🤖 AI Summary
Current audio large language models (ALLMs) exhibit weak generalization in zero-shot speaker verification (SV), particularly degrading significantly under variable acoustic conditions. This work reformulates SV as an audio question-answering task, introduces a rule-driven hard sample pair sampling strategy, and combines supervised fine-tuning with lightweight parameter updates. Key contributions include: (i) the first demonstration of ALLMs jointly discriminating speaker identity and linguistic content; and (ii) unified modeling of both text-dependent and zero-shot SV within a single framework. Experiments show substantial improvements in zero-shot SV performance after fine-tuning; in text-dependent settings, accuracy matches that of cascaded ASR-SV systems. These results validate ALLMs as robust, multi-task foundational models for speaker verification.
📝 Abstract
This paper investigates adapting Audio Large Language Models (ALLMs) for speaker verification (SV).

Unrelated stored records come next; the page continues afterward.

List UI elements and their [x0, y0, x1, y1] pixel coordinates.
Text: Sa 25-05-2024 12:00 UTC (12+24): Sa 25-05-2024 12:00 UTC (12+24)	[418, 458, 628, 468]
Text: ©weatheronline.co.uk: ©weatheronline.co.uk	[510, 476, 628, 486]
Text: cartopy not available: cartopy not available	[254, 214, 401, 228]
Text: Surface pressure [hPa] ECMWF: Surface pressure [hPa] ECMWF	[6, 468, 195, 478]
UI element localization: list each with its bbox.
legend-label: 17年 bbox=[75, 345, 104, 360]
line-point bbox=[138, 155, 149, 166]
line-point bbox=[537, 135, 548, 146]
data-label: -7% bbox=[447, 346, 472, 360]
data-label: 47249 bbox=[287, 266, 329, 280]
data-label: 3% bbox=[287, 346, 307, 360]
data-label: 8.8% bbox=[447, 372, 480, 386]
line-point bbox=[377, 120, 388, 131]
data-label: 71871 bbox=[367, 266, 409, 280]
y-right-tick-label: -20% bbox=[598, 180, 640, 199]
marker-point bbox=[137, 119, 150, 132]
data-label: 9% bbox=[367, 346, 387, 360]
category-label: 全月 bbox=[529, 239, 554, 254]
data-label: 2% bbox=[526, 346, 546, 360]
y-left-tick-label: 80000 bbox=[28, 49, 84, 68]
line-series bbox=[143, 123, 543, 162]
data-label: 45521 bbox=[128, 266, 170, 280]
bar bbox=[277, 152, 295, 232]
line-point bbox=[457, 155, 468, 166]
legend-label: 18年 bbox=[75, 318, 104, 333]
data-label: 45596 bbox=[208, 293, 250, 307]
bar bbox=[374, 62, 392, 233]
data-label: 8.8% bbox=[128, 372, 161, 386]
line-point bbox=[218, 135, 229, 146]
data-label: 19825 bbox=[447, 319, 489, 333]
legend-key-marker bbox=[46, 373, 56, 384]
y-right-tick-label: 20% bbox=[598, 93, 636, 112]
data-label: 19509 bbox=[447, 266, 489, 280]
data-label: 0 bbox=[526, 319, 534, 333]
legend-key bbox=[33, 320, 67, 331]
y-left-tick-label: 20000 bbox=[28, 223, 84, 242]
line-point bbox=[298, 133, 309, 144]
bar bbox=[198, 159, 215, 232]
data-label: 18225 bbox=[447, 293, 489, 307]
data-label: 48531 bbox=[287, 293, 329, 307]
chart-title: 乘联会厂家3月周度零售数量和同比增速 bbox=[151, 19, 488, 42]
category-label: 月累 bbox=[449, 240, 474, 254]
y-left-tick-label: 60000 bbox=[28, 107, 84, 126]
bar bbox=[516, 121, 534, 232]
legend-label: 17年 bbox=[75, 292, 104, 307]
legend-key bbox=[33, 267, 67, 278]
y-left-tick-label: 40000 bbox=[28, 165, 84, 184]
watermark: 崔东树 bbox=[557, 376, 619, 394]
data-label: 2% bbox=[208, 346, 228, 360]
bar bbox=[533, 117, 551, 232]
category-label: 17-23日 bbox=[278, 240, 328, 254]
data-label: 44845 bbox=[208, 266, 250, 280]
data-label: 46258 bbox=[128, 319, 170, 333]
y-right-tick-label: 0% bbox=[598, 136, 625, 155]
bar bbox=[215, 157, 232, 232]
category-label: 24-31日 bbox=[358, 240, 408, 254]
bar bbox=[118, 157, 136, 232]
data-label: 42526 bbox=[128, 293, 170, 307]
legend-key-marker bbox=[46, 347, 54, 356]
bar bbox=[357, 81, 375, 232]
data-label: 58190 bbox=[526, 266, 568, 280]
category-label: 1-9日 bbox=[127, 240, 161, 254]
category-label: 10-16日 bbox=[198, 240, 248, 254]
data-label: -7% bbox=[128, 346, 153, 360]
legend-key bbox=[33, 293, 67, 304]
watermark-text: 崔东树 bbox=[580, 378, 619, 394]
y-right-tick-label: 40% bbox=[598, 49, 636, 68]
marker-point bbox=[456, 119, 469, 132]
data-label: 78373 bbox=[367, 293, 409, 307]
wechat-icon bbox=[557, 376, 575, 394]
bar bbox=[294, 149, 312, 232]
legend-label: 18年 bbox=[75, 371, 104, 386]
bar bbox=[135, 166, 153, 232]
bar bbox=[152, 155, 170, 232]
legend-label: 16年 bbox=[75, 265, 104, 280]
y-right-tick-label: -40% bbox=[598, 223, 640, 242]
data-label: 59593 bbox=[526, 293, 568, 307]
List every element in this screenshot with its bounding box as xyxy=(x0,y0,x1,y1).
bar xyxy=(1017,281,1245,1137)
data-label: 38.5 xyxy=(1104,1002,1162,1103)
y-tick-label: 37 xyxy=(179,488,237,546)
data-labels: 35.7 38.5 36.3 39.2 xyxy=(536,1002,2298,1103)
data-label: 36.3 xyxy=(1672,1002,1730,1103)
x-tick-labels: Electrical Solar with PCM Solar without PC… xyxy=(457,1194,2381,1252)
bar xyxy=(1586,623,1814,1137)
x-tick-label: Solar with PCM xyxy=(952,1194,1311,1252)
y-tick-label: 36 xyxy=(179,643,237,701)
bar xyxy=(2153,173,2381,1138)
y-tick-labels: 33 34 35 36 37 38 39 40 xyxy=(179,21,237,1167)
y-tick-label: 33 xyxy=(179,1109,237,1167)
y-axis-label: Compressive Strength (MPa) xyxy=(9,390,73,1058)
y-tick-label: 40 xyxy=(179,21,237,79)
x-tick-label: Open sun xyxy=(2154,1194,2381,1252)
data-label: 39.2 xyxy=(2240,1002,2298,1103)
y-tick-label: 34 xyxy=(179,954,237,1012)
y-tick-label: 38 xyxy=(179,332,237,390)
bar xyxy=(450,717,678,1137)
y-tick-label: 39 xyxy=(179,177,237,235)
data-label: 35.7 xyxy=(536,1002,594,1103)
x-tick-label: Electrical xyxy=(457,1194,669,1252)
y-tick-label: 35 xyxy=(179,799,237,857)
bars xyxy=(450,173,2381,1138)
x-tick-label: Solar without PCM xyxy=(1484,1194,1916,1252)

We reformulate SV as an audio question-answering task and conduct comprehensive zero-shot evaluations on public benchmarks, showing that current ALLMs have limited zero-shot SV capability and often struggle in diverse acoustic conditions. To address this challenge, we perform supervised fine-tuning on speaker verification data. A rule-based hard pair sampling strategy is proposed to construct more challenging training pairs. Lightweight fine-tuning substantially improves the performance, though there is still a gap between ALLMs and conventional models. Then, we extend to text-dependent SV by jointly querying ALLMs to verify speaker identity and spoken content, yielding results competitive with cascaded ASR-SV systems. Our findings demonstrate that with proper adaptation, ALLMs hold substantial potential as a unified model for robust speaker verification systems, while maintaining the general audio understanding capabilities.